Remembrance and renewed calls for justice as Argentina remembers AMIA bombing victims

Government officials attend commemorative event in capital as AMIA's acting president reiterates demand that those who carried out attack be brought to justice.

On a morning of pain, memory and pleas for justice, thousands gathered outside the AMIA Jewish community centre to commemorate the 25th anniversary of the single deadliest terrorist attack in the history of Argentina.

At 9.53am – the exact time of the attack on July 18, 1994 –  sounds of emergency vehicle sirens filled Pasteur Street in the capital, simulating the chaos that followed the explosion of a car bomb that left 85 people dead and hundreds injured. 

The government has long blamed the attack on the Lebanese militant group Hezbollah. Although there have been multiple on-again, off-again trials of judges and government officials involved in covering up the attack or interfering with the investigation, no-one has been tried for carrying out the attack.

“Twenty-five years later, we ask ourselves what is the origin of the hate raised by a group of people that idealised, planned and executed a terrorist attack with the sole objective of destroying life, and other human beings who they had chosen as the target of their fundamentalist ideology,” said Ariel Eichbaum, AMIA’s acting director, at the commemoration. 

Following a moment of silence, family members of the attack’s victims read each name of the dead one-by-one, proceeded by chants of “Present!” from the crowd.

Top officials from President Mauricio Macri’s government stood at the front of the crowd, including Vice-President Gabriella Michetti, Security Minister Patricia Bullrich, Cabinet Chief Macros Peña, Foreign Minister Jorge Faurie and Human Rights Secretary Claudio Avruj.

While President Macri did not attend the event himself, he is set to hold an event Wednesday evening at the Museum of the Casa Rosada with Andrián Werthein, the head of the Latin American Jewish Congress.

“He has preferred to receive the [Jewish] community, the survivors of the families, at the seat of the Casa Rosada,” Avruj told reporters before the event.

Despite heartfelt moments of remembrance, animosity toward Iran, Hezbollah’s top benefactor, coursed through the event.

The crowd applauded as Eichbaum praised the government’s recent decision to create a registry of terrorist organisations that will include Hezbollah.

"We know that various [members] of the accused continue to leave Iran, moving around to the various countries that are Iran’s partners and [they are] are permitted to live in Iranian territory,” Eichbaum said.

Sofía Gutman, the mother of one of the victims, expressed her dismay, saying of the attack’s perpetrators: “Why are they free?
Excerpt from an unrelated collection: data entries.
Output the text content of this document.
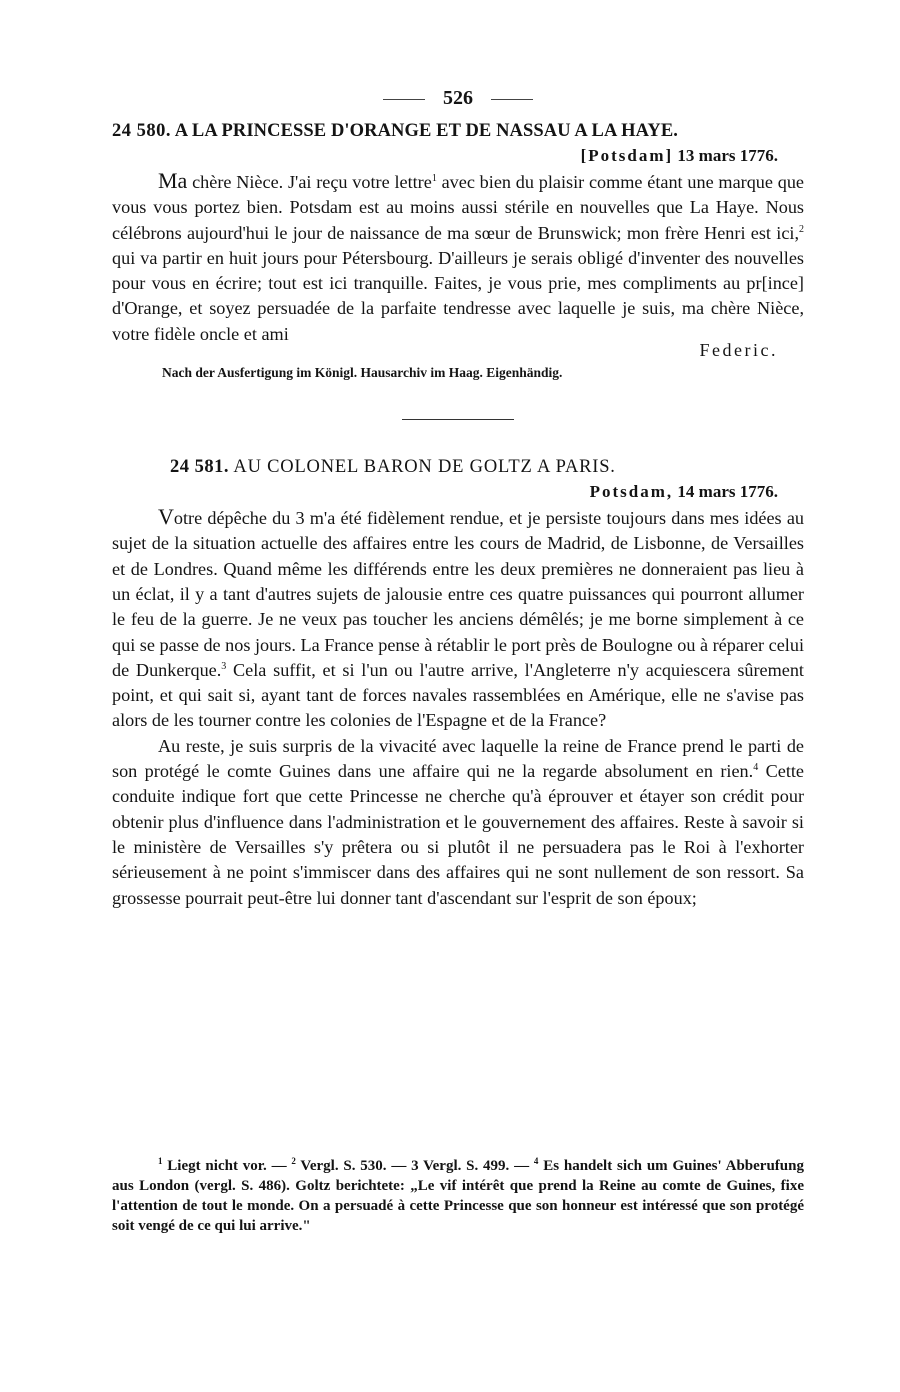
526
24 580. A LA PRINCESSE D'ORANGE ET DE NASSAU A LA HAYE.
[Potsdam] 13 mars 1776.

Ma chère Nièce. J'ai reçu votre lettre$^1$ avec bien du plaisir comme étant une marque que vous vous portez bien. Potsdam est au moins aussi stérile en nouvelles que La Haye. Nous célébrons aujourd'hui le jour de naissance de ma sœur de Brunswick; mon frère Henri est ici,$^2$ qui va partir en huit jours pour Pétersbourg. D'ailleurs je serais obligé d'inventer des nouvelles pour vous en écrire; tout est ici tranquille. Faites, je vous prie, mes compliments au pr[ince] d'Orange, et soyez persuadée de la parfaite tendresse avec laquelle je suis, ma chère Nièce, votre fidèle oncle et ami

Federic.
Nach der Ausfertigung im Königl. Hausarchiv im Haag. Eigenhändig.
24 581. AU COLONEL BARON DE GOLTZ A PARIS.
Potsdam, 14 mars 1776.

Votre dépêche du 3 m'a été fidèlement rendue, et je persiste toujours dans mes idées au sujet de la situation actuelle des affaires entre les cours de Madrid, de Lisbonne, de Versailles et de Londres. Quand même les différends entre les deux premières ne donneraient pas lieu à un éclat, il y a tant d'autres sujets de jalousie entre ces quatre puissances qui pourront allumer le feu de la guerre. Je ne veux pas toucher les anciens démêlés; je me borne simplement à ce qui se passe de nos jours. La France pense à rétablir le port près de Boulogne ou à réparer celui de Dunkerque.$^3$ Cela suffit, et si l'un ou l'autre arrive, l'Angleterre n'y acquiescera sûrement point, et qui sait si, ayant tant de forces navales rassemblées en Amérique, elle ne s'avise pas alors de les tourner contre les colonies de l'Espagne et de la France?

Au reste, je suis surpris de la vivacité avec laquelle la reine de France prend le parti de son protégé le comte Guines dans une affaire qui ne la regarde absolument en rien.$^4$ Cette conduite indique fort que cette Princesse ne cherche qu'à éprouver et étayer son crédit pour obtenir plus d'influence dans l'administration et le gouvernement des affaires. Reste à savoir si le ministère de Versailles s'y prêtera ou si plutôt il ne persuadera pas le Roi à l'exhorter sérieusement à ne point s'immiscer dans des affaires qui ne sont nullement de son ressort. Sa grossesse pourrait peut-être lui donner tant d'ascendant sur l'esprit de son époux;

$^1$ Liegt nicht vor. — $^2$ Vergl. S. 530. — 3 Vergl. S. 499. — $^4$ Es handelt sich um Guines' Abberufung aus London (vergl. S. 486). Goltz berichtete: „Le vif intérêt que prend la Reine au comte de Guines, fixe l'attention de tout le monde. On a persuadé à cette Princesse que son honneur est intéressé que son protégé soit vengé de ce qui lui arrive."
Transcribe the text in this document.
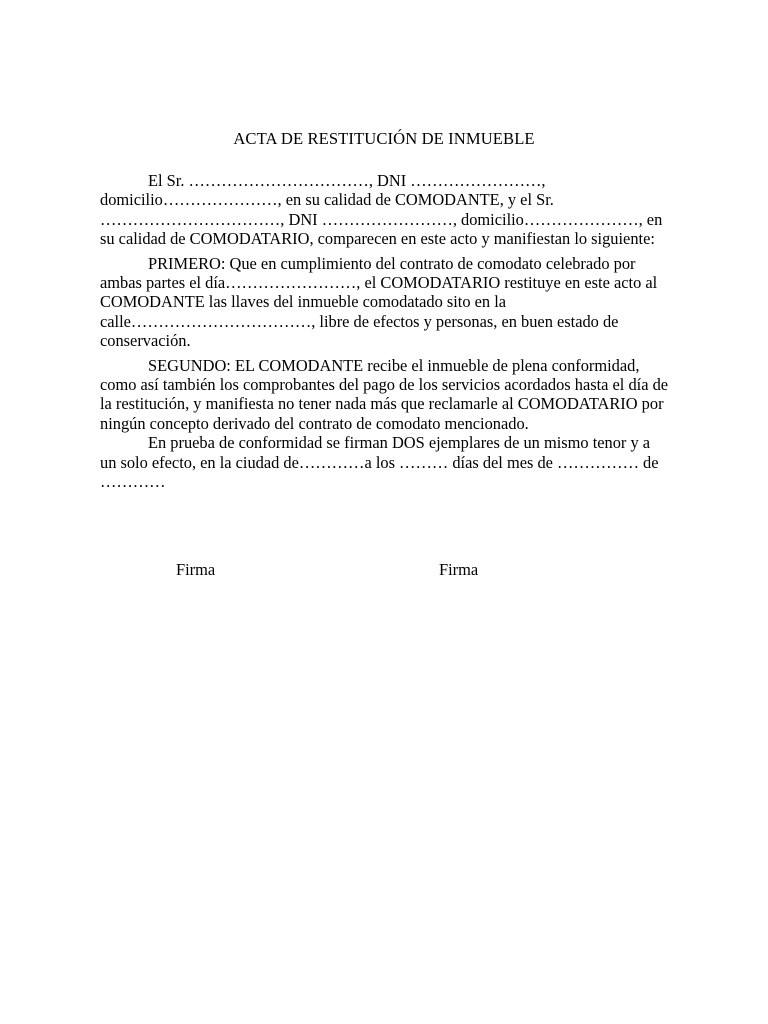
ACTA DE RESTITUCIÓN DE INMUEBLE

El Sr. ……………………………, DNI ……………………, domicilio…………………, en su calidad de COMODANTE, y el Sr. ……………………………, DNI ……………………, domicilio…………………, en su calidad de COMODATARIO, comparecen en este acto y manifiestan lo siguiente:

PRIMERO: Que en cumplimiento del contrato de comodato celebrado por ambas partes el día……………………, el COMODATARIO restituye en este acto al COMODANTE las llaves del inmueble comodatado sito en la calle……………………………, libre de efectos y personas, en buen estado de conservación.

SEGUNDO: EL COMODANTE recibe el inmueble de plena conformidad, como así también los comprobantes del pago de los servicios acordados hasta el día de la restitución, y manifiesta no tener nada más que reclamarle al COMODATARIO por ningún concepto derivado del contrato de comodato mencionado.

En prueba de conformidad se firman DOS ejemplares de un mismo tenor y a un solo efecto, en la ciudad de…………a los ……… días del mes de …………… de …………

Firma	Firma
They are free and protected because terrorist countries protect terrorists. It’s simple.”

Gutman also chastised former president Cristina Fernández de Kirchner by name, calling her government’s controversial 2013 Memorandum of Understanding with Iran a “betrayal” of the attack’s victims and their families.

Other partisan controversies also spilled over into the event, including the death of prosecutor Alberto Nisman, who had a flower placed onstage in his name, alongside roses for the attack’s victims.

Nisman, a special prosecutor in the AMIA case, was found dead hours before a presentation to Congress, in which he was to detail his allegations that Fernández de Kirchner and her government had sought to protect Iran from culpability in the attack.

Eichbaum, addressing the crowd, called it “imperative” for the country and for the rule of law that “the killers of Prosecutor Nisman be clarified and those guilty prosecuted.”

“How is it possible that 25 years later, there is not a single person responsible, imprisoned or convicted for this crime against humanity?” he added.